# Solution to pascal’s wager

For those who don’t know, Pascal’s wager is an attempt to make a logical argument for believing in god. The idea is that if you agree that heaven has infinite value, it follows that if your belief is that the probability god exists is greater than 0 (and even Richard Dawkins would only rate himself at 6 out of 7 in the strength of his belief that god does not exist) then the value of believing in god is infinite, because any non zero number multiplied by infinity is infinity – if you assign a probability of 0.01 of god existing then the value of believing in him to reach heaven is 0.01 * infinity = infinity. For more information, check out the wikipedia article.

Allowing the possibilities of states that have infinite value (such as heaven) implies that any decisions that can both potentially lead to reaching these infinitely valuable states necessarily have equal value. For example, exercising for 50 minutes and punching one’s self in the face are both of equal value to someone who believes that the probability of reaching heaven after doing either of these things is not exactly 0.

Assigning a future state the value of infinity in decision systems has a very powerful destructive effect. Because a future state of infinite value has a non-zero probability of being reached, all the parent nodes have infinite value too and that will ultimately lead to the current node also having infinite value, meaning that there will be indifference to all current decisions. Thereby making it not much of a decision system anymore because it has no way to discern between any choices.

Those who do believe in states of infinite value but don’t believe that all decisions that don’t rule out the possibility of reaching all values of infinite states have equal value are forced into resolving the contradiction. Either they must accept that essentially all decisions have equal value to them, or they must deny the existence of the possibility of states that have infinite value – it’s not consistent to hold both beliefs. And it’s my belief that denying the existence of states of infinite value is the most intuitive decision that most people already agree with. I don’t have any proof that this is the correct assumption, but I think most people would agree with me that anything that results in almost all decisions having exactly the same value is not valid.

While adding in a new rule for decisions systems is a heavy handed approach to solving what seems to be a small problem in Pascal’s Wager, it actually solves the problems of the destructive forces infinities have on decision systems.

At this point you may be thinking “but wait, if heaven does last infinity long and each year has a value greater than 0, it’s value must be infinite”. In that case I would like to outline how it is possible that even though heaven can last infinitely long, it does not necessarily have infinite value even though each year has a positive value.
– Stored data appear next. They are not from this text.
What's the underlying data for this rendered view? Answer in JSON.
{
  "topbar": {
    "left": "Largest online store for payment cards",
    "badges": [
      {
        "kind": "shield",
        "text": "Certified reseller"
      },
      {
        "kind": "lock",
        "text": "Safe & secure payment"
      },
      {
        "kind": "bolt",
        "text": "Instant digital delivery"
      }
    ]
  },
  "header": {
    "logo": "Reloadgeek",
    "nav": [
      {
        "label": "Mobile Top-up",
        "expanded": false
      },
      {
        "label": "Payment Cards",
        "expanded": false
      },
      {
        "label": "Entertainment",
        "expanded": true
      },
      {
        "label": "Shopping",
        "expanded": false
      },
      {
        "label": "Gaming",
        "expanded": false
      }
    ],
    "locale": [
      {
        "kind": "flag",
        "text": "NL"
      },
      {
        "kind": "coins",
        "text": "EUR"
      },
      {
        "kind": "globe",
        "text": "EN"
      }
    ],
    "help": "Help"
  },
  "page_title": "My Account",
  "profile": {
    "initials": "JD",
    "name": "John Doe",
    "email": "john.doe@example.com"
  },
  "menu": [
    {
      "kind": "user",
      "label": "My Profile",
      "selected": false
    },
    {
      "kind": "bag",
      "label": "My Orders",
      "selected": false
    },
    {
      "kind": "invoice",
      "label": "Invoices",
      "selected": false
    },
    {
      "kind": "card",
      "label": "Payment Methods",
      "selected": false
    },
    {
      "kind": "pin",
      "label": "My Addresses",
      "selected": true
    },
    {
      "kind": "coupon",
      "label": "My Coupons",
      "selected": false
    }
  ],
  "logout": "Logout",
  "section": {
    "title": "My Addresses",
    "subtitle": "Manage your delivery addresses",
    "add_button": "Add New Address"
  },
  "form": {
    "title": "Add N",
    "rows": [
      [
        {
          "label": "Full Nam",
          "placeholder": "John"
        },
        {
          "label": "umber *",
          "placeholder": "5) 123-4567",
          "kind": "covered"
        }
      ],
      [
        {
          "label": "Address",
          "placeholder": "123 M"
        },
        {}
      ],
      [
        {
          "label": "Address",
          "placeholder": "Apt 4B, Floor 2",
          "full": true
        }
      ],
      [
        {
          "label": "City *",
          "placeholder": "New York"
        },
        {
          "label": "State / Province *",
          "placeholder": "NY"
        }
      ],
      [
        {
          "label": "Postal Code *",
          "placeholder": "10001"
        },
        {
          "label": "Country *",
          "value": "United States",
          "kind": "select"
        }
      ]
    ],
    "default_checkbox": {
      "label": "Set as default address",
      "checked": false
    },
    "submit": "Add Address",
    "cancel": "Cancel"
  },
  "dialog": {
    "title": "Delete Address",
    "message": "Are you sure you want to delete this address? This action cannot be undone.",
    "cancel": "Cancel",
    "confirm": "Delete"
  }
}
Consider the series 1/2 + 1/4 + 1/8 + … Does it add up to infinity? It doesn’t, here’s a visual proof

Things that have an infinitely long existence in the temporal realm do not necessarily have infinite value even though each instance of that point of time has a value greater than 0.

Similarly, you can assign a probability distribution of the value of an unknown entity such that it never adds up to infinity. E.g. the probability it is worth 1 is 1/2, the probability it’s worth 2 is 1/4 and so on. This is another way to assign a positive probability to all possible values of an unknown entity without requiring you to be absolutely certain that it is not worth more than a given amount (i.e. not needing to assign a probability that it has a value above x to be exactly 0).

In summary, this post is meant to outline the fact that you must either accept that almost all decisions have the same value or that states that have infinite value do not exist.